There is a myth that Jewish women are independent and autonomous. But what do we mean by “independent?” Is it independent to depend on our care-taking abilities to get us through life? Is that independent? No, I don’t think so. That’s just as dependent. We’re dependent on people who depend on us. Right? To make us feel good, or to make us feel like good women, total women. We need children and nebbish husbands. Independence is definitely not part of the Jewish culture. Forget it. That’s a phony idea. It’s a pseudo-independence that we assume. We have no independence.

On the Generations

I think that young Jewish professional women are less comfortable in their skins than their mothers. I was a very typical Jewish mother until my kids grew up. I mean, I’m a very typical Jewish mother in that I did not go to college until my son went to college. When my son got into Harvard, I went to school. So I was a very typical Jewish mother. But had my son not gotten into school, had he not been a good scholar, I don’t know what I would have done. There’s not a hell of a lot of difference between my daughters and me, although there is a greater conflict for my daughters about how they impact on the men in their lives, on how assertive they can openly be, how successful they can be. The conflict comes in their marital relationships. Always. On account of their fear of stepping out in unsanctioned ways, and of not taking proper care of their men.
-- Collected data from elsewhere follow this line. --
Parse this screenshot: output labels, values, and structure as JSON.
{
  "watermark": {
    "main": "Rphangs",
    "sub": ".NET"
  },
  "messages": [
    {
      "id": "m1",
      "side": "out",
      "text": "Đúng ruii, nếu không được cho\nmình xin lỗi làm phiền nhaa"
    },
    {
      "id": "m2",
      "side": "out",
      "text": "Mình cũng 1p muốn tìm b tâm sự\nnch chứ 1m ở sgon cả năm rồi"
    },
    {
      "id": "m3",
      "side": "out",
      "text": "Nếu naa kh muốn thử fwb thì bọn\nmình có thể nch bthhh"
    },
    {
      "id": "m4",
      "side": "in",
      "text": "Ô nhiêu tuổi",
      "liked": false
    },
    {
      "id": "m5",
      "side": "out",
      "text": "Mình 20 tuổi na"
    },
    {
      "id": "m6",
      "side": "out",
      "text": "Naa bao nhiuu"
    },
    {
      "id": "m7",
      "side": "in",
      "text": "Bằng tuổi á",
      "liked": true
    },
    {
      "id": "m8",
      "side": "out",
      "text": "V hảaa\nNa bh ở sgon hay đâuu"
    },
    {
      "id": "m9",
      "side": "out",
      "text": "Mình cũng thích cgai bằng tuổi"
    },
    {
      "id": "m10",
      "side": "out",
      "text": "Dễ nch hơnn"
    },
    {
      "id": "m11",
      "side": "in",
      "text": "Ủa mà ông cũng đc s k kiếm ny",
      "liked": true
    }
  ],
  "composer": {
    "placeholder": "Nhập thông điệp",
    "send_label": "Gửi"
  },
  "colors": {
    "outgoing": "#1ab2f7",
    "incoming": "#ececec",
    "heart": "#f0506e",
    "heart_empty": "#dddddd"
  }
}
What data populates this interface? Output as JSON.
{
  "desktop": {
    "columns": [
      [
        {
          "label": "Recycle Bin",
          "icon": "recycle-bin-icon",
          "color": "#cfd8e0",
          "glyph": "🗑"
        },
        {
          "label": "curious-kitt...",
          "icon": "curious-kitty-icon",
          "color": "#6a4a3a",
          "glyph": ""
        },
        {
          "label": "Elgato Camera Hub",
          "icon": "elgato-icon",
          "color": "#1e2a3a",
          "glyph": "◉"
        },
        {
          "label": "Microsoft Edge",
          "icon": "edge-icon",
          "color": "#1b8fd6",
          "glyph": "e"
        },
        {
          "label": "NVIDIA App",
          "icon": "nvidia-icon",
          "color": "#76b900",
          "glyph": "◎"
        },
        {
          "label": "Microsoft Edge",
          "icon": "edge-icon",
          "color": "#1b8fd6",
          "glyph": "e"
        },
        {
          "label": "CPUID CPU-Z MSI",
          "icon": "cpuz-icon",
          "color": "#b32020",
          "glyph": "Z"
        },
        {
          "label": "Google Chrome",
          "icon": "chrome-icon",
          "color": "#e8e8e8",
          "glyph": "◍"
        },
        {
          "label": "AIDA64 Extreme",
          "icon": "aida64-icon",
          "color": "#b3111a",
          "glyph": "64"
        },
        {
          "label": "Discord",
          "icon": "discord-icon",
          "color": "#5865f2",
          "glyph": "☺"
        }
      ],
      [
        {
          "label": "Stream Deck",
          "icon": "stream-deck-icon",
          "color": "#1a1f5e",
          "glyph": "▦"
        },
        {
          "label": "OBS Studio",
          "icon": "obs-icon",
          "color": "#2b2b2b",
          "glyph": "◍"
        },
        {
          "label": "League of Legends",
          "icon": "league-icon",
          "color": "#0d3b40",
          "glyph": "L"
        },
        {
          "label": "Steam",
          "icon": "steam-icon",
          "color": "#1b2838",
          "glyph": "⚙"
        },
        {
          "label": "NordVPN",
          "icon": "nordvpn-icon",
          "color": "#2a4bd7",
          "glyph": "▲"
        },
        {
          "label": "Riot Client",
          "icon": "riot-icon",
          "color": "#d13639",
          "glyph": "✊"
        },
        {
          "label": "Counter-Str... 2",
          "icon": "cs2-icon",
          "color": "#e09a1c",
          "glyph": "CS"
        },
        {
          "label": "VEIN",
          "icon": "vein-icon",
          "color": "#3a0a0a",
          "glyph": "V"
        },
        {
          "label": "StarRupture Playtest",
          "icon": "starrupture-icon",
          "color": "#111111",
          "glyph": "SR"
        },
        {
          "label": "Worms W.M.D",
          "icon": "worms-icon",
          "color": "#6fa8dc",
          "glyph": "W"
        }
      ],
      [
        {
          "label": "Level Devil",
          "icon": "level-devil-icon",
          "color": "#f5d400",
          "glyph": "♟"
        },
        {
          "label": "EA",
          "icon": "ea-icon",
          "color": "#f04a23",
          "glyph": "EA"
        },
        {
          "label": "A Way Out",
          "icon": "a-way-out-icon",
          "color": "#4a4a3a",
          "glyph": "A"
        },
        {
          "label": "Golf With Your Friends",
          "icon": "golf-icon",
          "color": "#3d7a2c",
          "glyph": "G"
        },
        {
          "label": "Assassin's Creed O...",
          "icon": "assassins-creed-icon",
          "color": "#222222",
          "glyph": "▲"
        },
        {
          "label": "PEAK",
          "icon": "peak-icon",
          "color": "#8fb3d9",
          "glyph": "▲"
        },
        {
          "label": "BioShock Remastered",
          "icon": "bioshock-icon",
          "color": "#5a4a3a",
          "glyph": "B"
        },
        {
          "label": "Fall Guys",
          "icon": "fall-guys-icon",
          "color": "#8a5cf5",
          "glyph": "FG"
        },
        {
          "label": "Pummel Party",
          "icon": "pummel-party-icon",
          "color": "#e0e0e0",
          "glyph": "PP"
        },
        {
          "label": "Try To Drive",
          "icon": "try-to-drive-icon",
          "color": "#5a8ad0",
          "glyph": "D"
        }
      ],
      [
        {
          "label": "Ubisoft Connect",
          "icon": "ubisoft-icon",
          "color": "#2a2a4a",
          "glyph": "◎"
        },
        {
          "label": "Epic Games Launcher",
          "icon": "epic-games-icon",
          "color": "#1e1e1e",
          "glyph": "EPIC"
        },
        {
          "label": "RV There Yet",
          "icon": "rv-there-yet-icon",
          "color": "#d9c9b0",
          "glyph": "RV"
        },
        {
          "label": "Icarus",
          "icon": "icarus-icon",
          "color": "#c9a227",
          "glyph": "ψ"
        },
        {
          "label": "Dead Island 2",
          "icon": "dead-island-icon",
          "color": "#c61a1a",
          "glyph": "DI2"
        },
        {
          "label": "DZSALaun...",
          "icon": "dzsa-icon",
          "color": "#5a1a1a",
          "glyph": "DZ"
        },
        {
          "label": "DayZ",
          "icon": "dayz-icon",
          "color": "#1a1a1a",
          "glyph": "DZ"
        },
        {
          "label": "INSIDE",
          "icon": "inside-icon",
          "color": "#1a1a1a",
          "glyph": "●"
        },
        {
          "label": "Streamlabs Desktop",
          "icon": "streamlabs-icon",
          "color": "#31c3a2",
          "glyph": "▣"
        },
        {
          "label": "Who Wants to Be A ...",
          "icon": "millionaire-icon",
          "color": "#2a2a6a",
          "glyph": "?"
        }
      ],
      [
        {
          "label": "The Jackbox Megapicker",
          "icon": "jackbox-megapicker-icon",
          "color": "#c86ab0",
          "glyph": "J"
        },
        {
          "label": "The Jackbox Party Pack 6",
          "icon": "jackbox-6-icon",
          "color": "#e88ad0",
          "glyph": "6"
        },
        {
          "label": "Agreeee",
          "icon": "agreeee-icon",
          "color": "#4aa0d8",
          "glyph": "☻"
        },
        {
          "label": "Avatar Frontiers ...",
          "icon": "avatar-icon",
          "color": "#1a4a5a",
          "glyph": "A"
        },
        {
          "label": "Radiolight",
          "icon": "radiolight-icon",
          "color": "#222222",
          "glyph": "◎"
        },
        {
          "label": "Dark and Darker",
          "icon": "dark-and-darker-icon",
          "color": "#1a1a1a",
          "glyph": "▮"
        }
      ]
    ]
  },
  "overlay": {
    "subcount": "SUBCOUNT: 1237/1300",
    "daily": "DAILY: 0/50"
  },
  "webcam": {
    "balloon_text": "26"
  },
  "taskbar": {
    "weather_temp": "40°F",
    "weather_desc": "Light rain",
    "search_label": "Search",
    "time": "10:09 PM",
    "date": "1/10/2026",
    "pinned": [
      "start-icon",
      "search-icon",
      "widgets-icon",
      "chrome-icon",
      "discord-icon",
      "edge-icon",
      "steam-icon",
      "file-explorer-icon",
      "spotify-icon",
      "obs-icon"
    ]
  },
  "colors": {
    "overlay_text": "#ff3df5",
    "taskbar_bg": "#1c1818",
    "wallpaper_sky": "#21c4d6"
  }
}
The myth of the domineering, loud, outspoken, direct Jewish woman — I don’t see that. Certainly that’s not the one who comes into therapy. I see much more of the woman who is unsure, who’d like to break out, who wants to do something, who’s afraid of what will happen to her, of what will happen to her marriage, to her man.

On “WASP” Woman

It’s very different for a Jewish woman than for a non-Jewish woman — and I’m not talking about Italian women, Greek women. I’m talking about “WASP” women. They have none of this message to “protect men.” None at all. To be the ideal “WASP” family, you have to live autonomously side-by-side, minding your own business and leaving each other alone. Now you may suffer a little bit from lack of intimacy and, uh, coldness, and the kids complain, but… .you have to do it. Because autonomy is the highest value for both male and female; you can’t lean on each other. And that’s why they hate Jewish women. That’s not where you’re supposed to be. Take my example of the female lawyer in therapy. If she was not Jewish, she could be autonomous without conflict. She could be a great lawyer and he could become alcoholic in response, and she would feel that that’s his problem. And she might or might not leave him, but she would go ahead and be a great lawyer and play golf on Sunday and….

On the Jewish Husband

The Jewish male does his part, because as his wife gets more and more free of the family, he gets more and more depressed. I mean, he does his part to bring her back into the system. He gets depressed so that she gets guilty. She get guilty; she get worried; she get angry. She insists that he be more assertive. Which, of course, once you tell somebody to be more assertive — it’s a paradox, you know. The only way to be more assertive when you’re told, is to be more compliant.

Right?

So it gets them into this kind of spiral, this bind. It’s a bind for both of them. You want a solution to this problem? (laughing)

Olga Silverstein was interviewed by LILITH’s Special Projects Editor Susan Schnur.